Sudah satu tahun lebih aku menyukai Jitendra, tidak terasa akan selama itu perasaanku untuknya. Hubunganku dengan Jitendra baik-baik saja, kami saling memendam perasaan kami satu sama lain. Aku yang tahu pacaran itu dosa dan tidak boleh dekat dengan lelaki yang bukan mahram, jadi aku memutuskan untuk memendam perasaanku padanya dan sebisa mungkin aku akan menghindari dan juga menyembunyikannya.
Bel istirahat berbunyi. Sorak gembira menggema memenuhi satu sekolah. Waktu ini adalah waktu yang paling di tunggu dan di sukai anak sekolah, terutama diriku dan temanku. Setelah bel berbunyi, aku dan satu temanku, panggil saja ajeng, kami berjalan menuju kopsis untuk membeli beberapa camilan ringan.
Ciri khas Ajeng, dia selalu memakai kacamata karena dia menderita minus dan sudah sangat tinggi sehingga aku melihat bentuk lensa kacamata Ajeng sangat tebal, bahkan mataku akan pusing jika aku mencoba memakainya.

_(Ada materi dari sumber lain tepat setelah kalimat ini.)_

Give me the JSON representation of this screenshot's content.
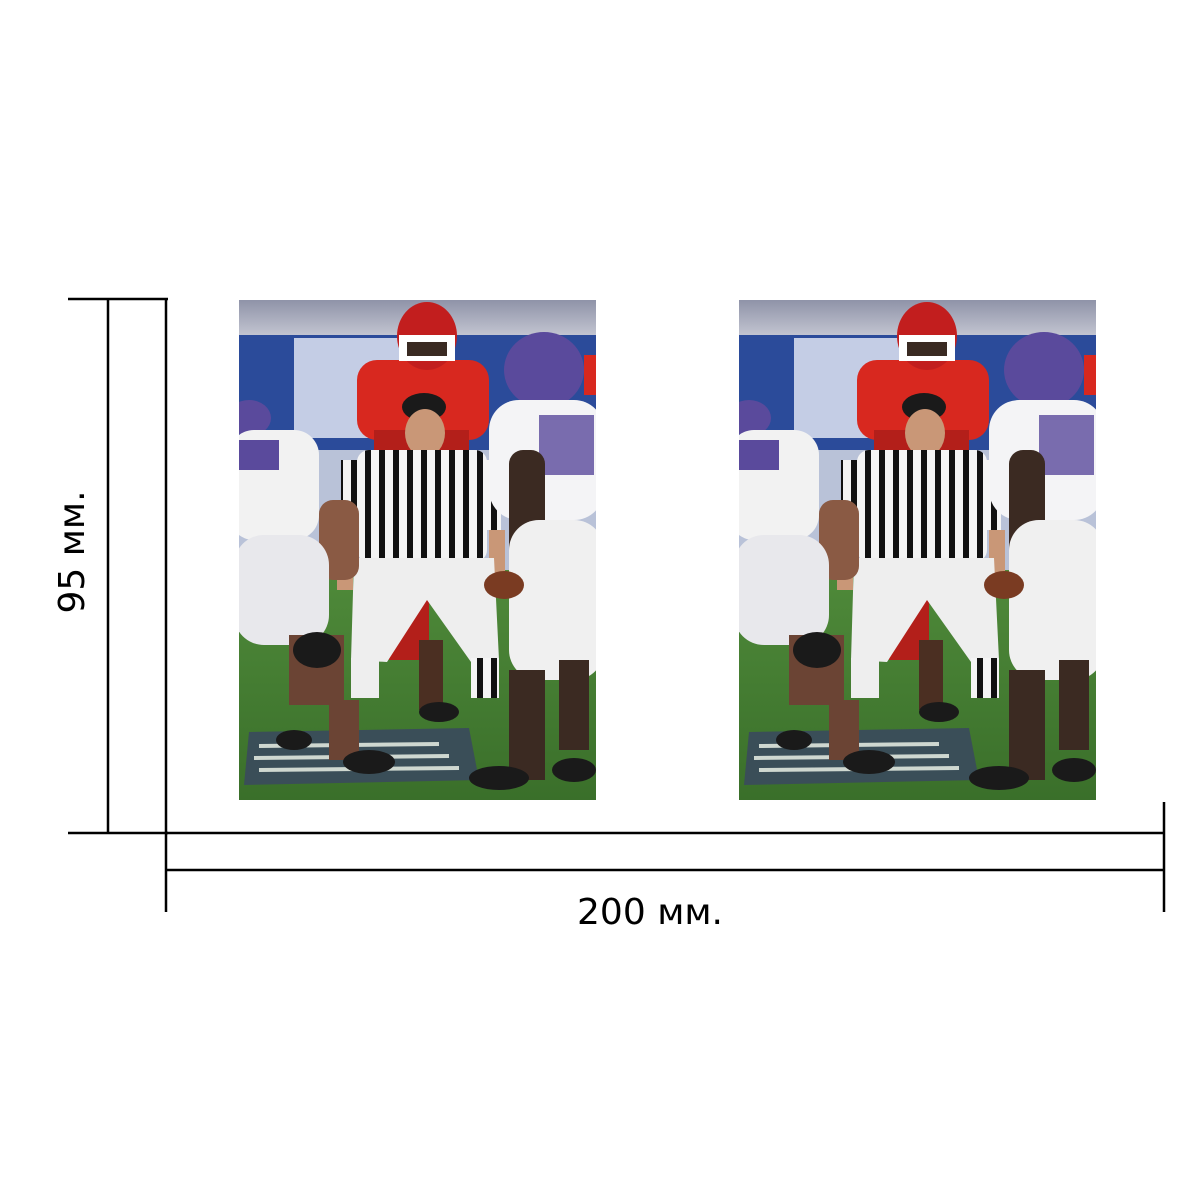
{
  "dimensions": {
    "height_label": "95 мм.",
    "width_label": "200 мм."
  },
  "photos": [
    {
      "subject": "american-football-referee-photo"
    },
    {
      "subject": "american-football-referee-photo"
    }
  ],
  "colors": {
    "line": "#000000",
    "background": "#ffffff",
    "field_green": "#3f7a2e",
    "banner_blue": "#2b4b9a",
    "jersey_red": "#d8281f",
    "jersey_white": "#f2f2f2",
    "jersey_purple": "#5a4a9c"
  }
}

Begitu kami sampai di kopsis, situasinya cukup sepi, hanya ada 4 siswa laki-laki dan satu penjaga kopsis. Aku dan Ajeng cukup canggung saat itu, bagaimanapun setelah aku melihat wajah mereka, aku mengenalinya. Mereka adalah teman satu kelas Jitendra dan saudaraku.
Saat kami sedang memilih ice cream, tiba-tiba ibu kopsis mengatakan, "Oh ini yang pakai kacamata?" Sontak kami kebingungan apa maksud ibu kopsis. Teman Jitendra lalu menjelaskan bukan temanku yang pakai kacamata, melainkan aku. Ternyata, Alan menyukaiku. Dia adalah teman satu kelas Jitendra, dia bernama Alan. Tidak aku sadari, ternyata selama ini Alan menyukaiku. Jujur, aku lebih suka sikap seperti Alan, dia berani mengutarakan perasaannya tanpa memintaku untuk menjadi pacarnya. Aku tidak suka dengan cowok yang diam dan hanya menunjukkan kode kalau menyukaiku, lebih baik mengutarakan langsung atau melalui teman, dan mengutarakan perasaan bukan berarti mengajak untuk pacaran, hanya mengutarakan saja apa yang hatimu rasakan.
Sejak saat itu, setiap aku lewat koridor menuju kelasku, semua siswa dari kelas Jitendra dan Alan akan duduk berjajar dan berhadapan. Lalu, saat mereka melihatku mereka akan menyorakiku dengan nama Alan. Aku beberapa kali melihat Jitendra ikut duduk di situ, namun raut wajahnya tidak mengenakan. Dia juga jarang atau bahkan tidak kelihatan duduk bersama temannya di koridor itu. Saat aku berjalan di belakang Jitendra dan hampir sampai koridor itu, semua temannya langsung meneriakiku, tetapi Jitendra diam saja dan lebih memilih untuk masuk ke dalam kelas.
Beberapa hari juga Jitendra menunjukkan perubahan. Dia mulai sinis padaku, seperti saat melihatku, dia akan memalingkan wajahnya dan tatapan matanya sangat tajam menusuk. Lalu saat berpapasan, dia juga mempercepat langkahnya mendahuluiku. Ada apa dengan dia?
Aku tidak mau ambil pusing dengan sikap Jitendra, aku juga tidak memiliki kesalahan padanya. Tepat saat ini juga kelasku di tunjuk sebagai petugas upacara dengan aku sebagai pemimpinnya. Kami berlatih setiap pulang sekolah, dan yang melatih ada satu guru olahraga dan juga kakak Paskibraka. Untuk namanya, aku tidak terlalu tahu, aku selalu memanggilnya kakak Paskibraka. Setelah berlatih beberapa hari, kami siap untuk menjadi petugas upacara. Tetapi, upacara tidak dilaksanakan lagi. Kami kecewa, padahal sudah siap, namun upacara tidak dilaksanakan.